Bianca’nın gözleri bu beklenmedik çıkış karşısında önce kocaman açıldı, ardından bir yırtıcının avına saldırmadan önceki anı gibi iyice kısıldı. Troy kadının damarına bastığını anladı ama pişman değildi.

"Evet. Annenin bana olan ihanetini savunmayacak kadar akıllı olduğunu varsayıyorum."

"Hayır. Asla böyle bir niyetim olmadı hanımefendi. Hem o yalnızca size ihanet etmedi. Söylemeye çalıştığım, ihanetin tek taraflı bir şey olmadığı."

"Sakın bana kendince hayat dersi vermeye kalkışma çocuk!"

Troy sıkılmış gibi kollarını göğsünde kavuştururken sinirden gülümsüyordu. Ağırlığını bir ayağından diğerine verdi.

"Beni buraya geçmişin tartışmasını yapmak için çağırmadığınızı biliyorum Bayan Brooklyn. Şimdi lütfen, sadede gelin."

Bianca sonunda öfkesini dizginlemeyi başararak soğuk bir sesle, "Evet." dedi. "Seni buraya çağırdım çünkü artık oğlumun etrafında dolaşmanı istemiyorum."

"Buna siz karar veremezsiniz."

"Oğlumla ilgili ne istersem yapabilirim."

"Bakın, size karşı saygısızlık etmek niyetinde değilim ama bu Nick ve benim aramda. Biz geçmişi unutup arkadaşlığımızı sürdürmeyi seçtik."

Bianca takındığı soğuk maskesini bozmamaya çalışırken dudakları hafifçe titredi. Sonra birden gülmeye başladı. Öyle ki, maundan yapılmış masanın arkasındaki sandalyeye çöktüğünde artık resmen kıkırdıyordu.

En sonunda," Bu palavralara inanacağımı mı sanıyorsun?" diye sorduğunda artık gülmüyordu. "Buraya Nickholas'dan para sızdırmak için geldiğini biliyorum."

Troy midesine yumruk yemiş gibi irkildi. Kolları iki yanına düşerken sertçe yutkundu. Az önceki dik başlılığından eser kalmamıştı artık. Kahretsin!
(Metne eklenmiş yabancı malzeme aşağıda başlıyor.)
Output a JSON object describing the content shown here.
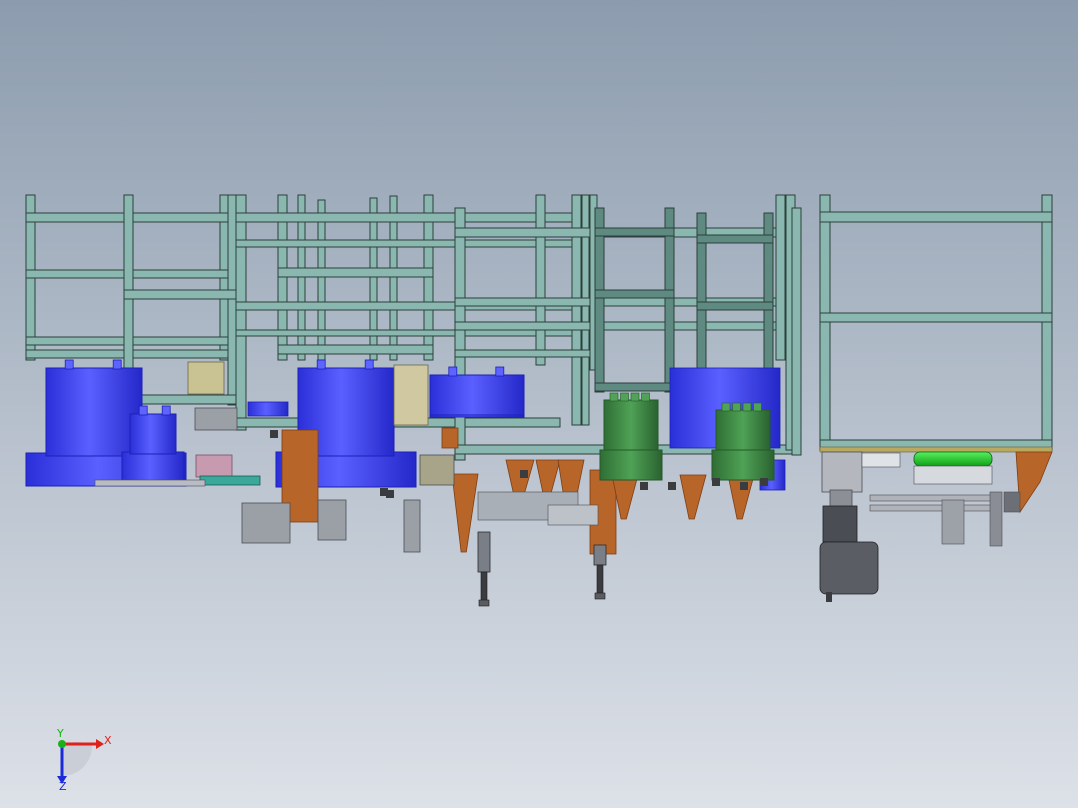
{
  "viewport": {
    "background_top": "#8c9cae",
    "background_bottom": "#dde1e8"
  },
  "colors": {
    "frame_fill": "#8ab8b0",
    "frame_stroke": "#2c3f3a",
    "frame_dark": "#5e8a82",
    "motor_blue": "#3a3ff0",
    "motor_blue_dark": "#1c20b8",
    "motor_green": "#3f8a44",
    "motor_green_dark": "#24592a",
    "bracket_orange": "#b8652a",
    "bracket_orange_dark": "#7c3e14",
    "gray_part": "#9aa0a6",
    "dark_part": "#4a4e54",
    "olive_panel": "#c9c393",
    "bright_green": "#22d02a",
    "pink_part": "#c79ab0"
  },
  "triad": {
    "x_label": "X",
    "y_label": "Y",
    "z_label": "Z",
    "x_color": "#e0201a",
    "y_color": "#1ab01a",
    "z_color": "#1a2ad8"
  }
}
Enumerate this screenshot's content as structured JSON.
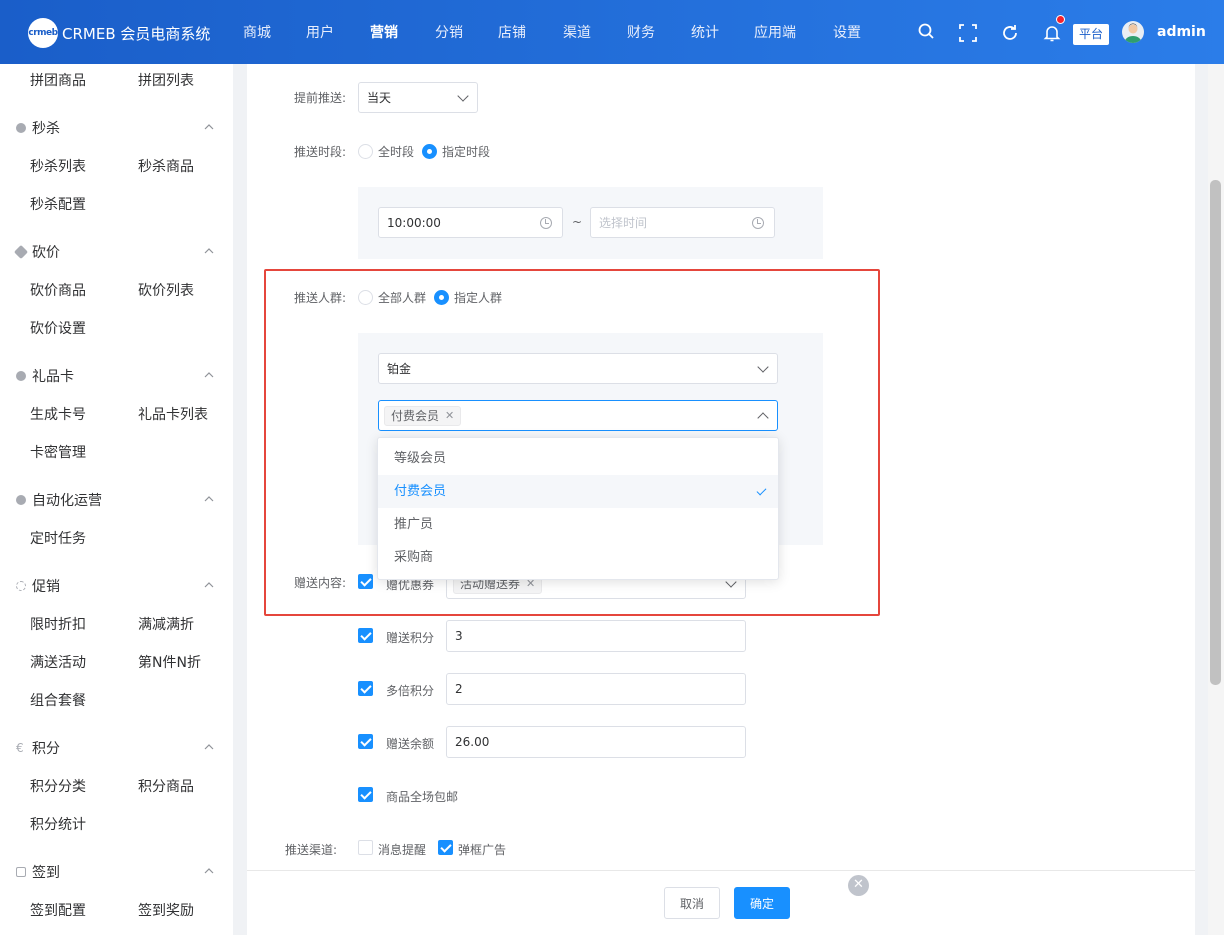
{
  "app": {
    "logo_text": "crmeb",
    "title": "CRMEB 会员电商系统"
  },
  "topnav": [
    "商城",
    "用户",
    "营销",
    "分销",
    "店铺",
    "渠道",
    "财务",
    "统计",
    "应用端",
    "设置"
  ],
  "header": {
    "platform_label": "平台",
    "username": "admin"
  },
  "sidebar": {
    "top_items": [
      "拼团商品",
      "拼团列表"
    ],
    "groups": [
      {
        "title": "秒杀",
        "items": [
          "秒杀列表",
          "秒杀商品",
          "秒杀配置"
        ]
      },
      {
        "title": "砍价",
        "items": [
          "砍价商品",
          "砍价列表",
          "砍价设置"
        ]
      },
      {
        "title": "礼品卡",
        "items": [
          "生成卡号",
          "礼品卡列表",
          "卡密管理"
        ]
      },
      {
        "title": "自动化运营",
        "items": [
          "定时任务"
        ]
      },
      {
        "title": "促销",
        "items": [
          "限时折扣",
          "满减满折",
          "满送活动",
          "第N件N折",
          "组合套餐"
        ]
      },
      {
        "title": "积分",
        "items": [
          "积分分类",
          "积分商品",
          "积分统计"
        ]
      },
      {
        "title": "签到",
        "items": [
          "签到配置",
          "签到奖励"
        ]
      }
    ]
  },
  "form": {
    "advance_push": {
      "label": "提前推送:",
      "value": "当天"
    },
    "push_period": {
      "label": "推送时段:",
      "options": [
        "全时段",
        "指定时段"
      ],
      "selected": "指定时段"
    },
    "time_range": {
      "start": "10:00:00",
      "separator": "~",
      "end_placeholder": "选择时间"
    },
    "push_crowd": {
      "label": "推送人群:",
      "options": [
        "全部人群",
        "指定人群"
      ],
      "selected": "指定人群"
    },
    "level_select": {
      "value": "铂金"
    },
    "member_type_select": {
      "tags": [
        "付费会员"
      ]
    },
    "member_type_dropdown": {
      "options": [
        "等级会员",
        "付费会员",
        "推广员",
        "采购商"
      ],
      "selected": "付费会员"
    },
    "gift": {
      "label": "赠送内容:",
      "coupon": {
        "label": "赠优惠券",
        "checked": true,
        "tags": [
          "活动赠送券"
        ]
      },
      "points": {
        "label": "赠送积分",
        "checked": true,
        "value": "3"
      },
      "multi_points": {
        "label": "多倍积分",
        "checked": true,
        "value": "2"
      },
      "balance": {
        "label": "赠送余额",
        "checked": true,
        "value": "26.00"
      },
      "free_shipping": {
        "label": "商品全场包邮",
        "checked": true
      }
    },
    "push_channel": {
      "label": "推送渠道:",
      "options": [
        {
          "label": "消息提醒",
          "checked": false
        },
        {
          "label": "弹框广告",
          "checked": true
        }
      ]
    }
  },
  "footer": {
    "cancel": "取消",
    "confirm": "确定"
  },
  "colors": {
    "primary": "#1890ff",
    "highlight_border": "#e5463c",
    "topbar": "#1a5ec9"
  }
}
"Öğrenemeyeceğimi mi sanmıştın?"

"Bakın ben sadece..."

"Sen sadece, eski dostunu görmeye dünyanın öbür ucundan gelen ve çok geçmeden oğlumun tüm ısrarlarıma rağmen reddetmekte direttiği bir projeyi kabul etmesini sağlayan, anlaşma için Las Vegas'a uçtuktan sonra da aldığı avansı aynı gün kumar masalarında kaybettiren yakım bir arkadaşsın. Ve şu işe bakın ki oğlumun kaybettiği beş yüz bin dolar, ertesi gün bu yakın arkadaşının babasının Avustralya'daki hesabında beliriyor."

Genç adam ne diyeceğini bilemiyormuş gibi bakışlarını pahalı olduğunu tahmin ettiği halının desenlerine dikti. O anda aklından geçen en komik şey, bu halının beş yüz bin dolar edip etmediğiydi. Bu kendince belirlediği bir SBEY'ydi. Yani stresle baş etme yöntemi. En bunaldığı anlarda aklından komik bulduğu şeyleri düşünmeye çalışarak ruh halini düzeltmeye çalışırdı. Ne yazık ki şu anda pek işe yaramıyordu.

"Bir şey söylemeyecek misin?"

B.B. pes etmiş gibi görünen, omuzları gerçeklerin ağırlığı altında çöken adamın peşini kolay kolay bırakmaya niyetli değildi anlaşılan.

"Ne demeliyim bilmiyorum. Ne desem bana inanmayacaksınız nasıl olsa, ama gerçek şu ki, bu benim fikrim değildi."

Bianca bu kez gerçek bir kahkaha patlatınca, iyi diye düşündü Troy. En azından içimizden biri bu durumdan kendine eğlenecek bir şey çıkarabiliyor.

"Bu gerçekten komikti Troy. Şimdi de sana yardım etmeye çalıştığı için oğlumu mu suçluyorsun? Demek Nick durup dururken sana beş yüz bin dolar vermeyi teklif etti, öyle mi?"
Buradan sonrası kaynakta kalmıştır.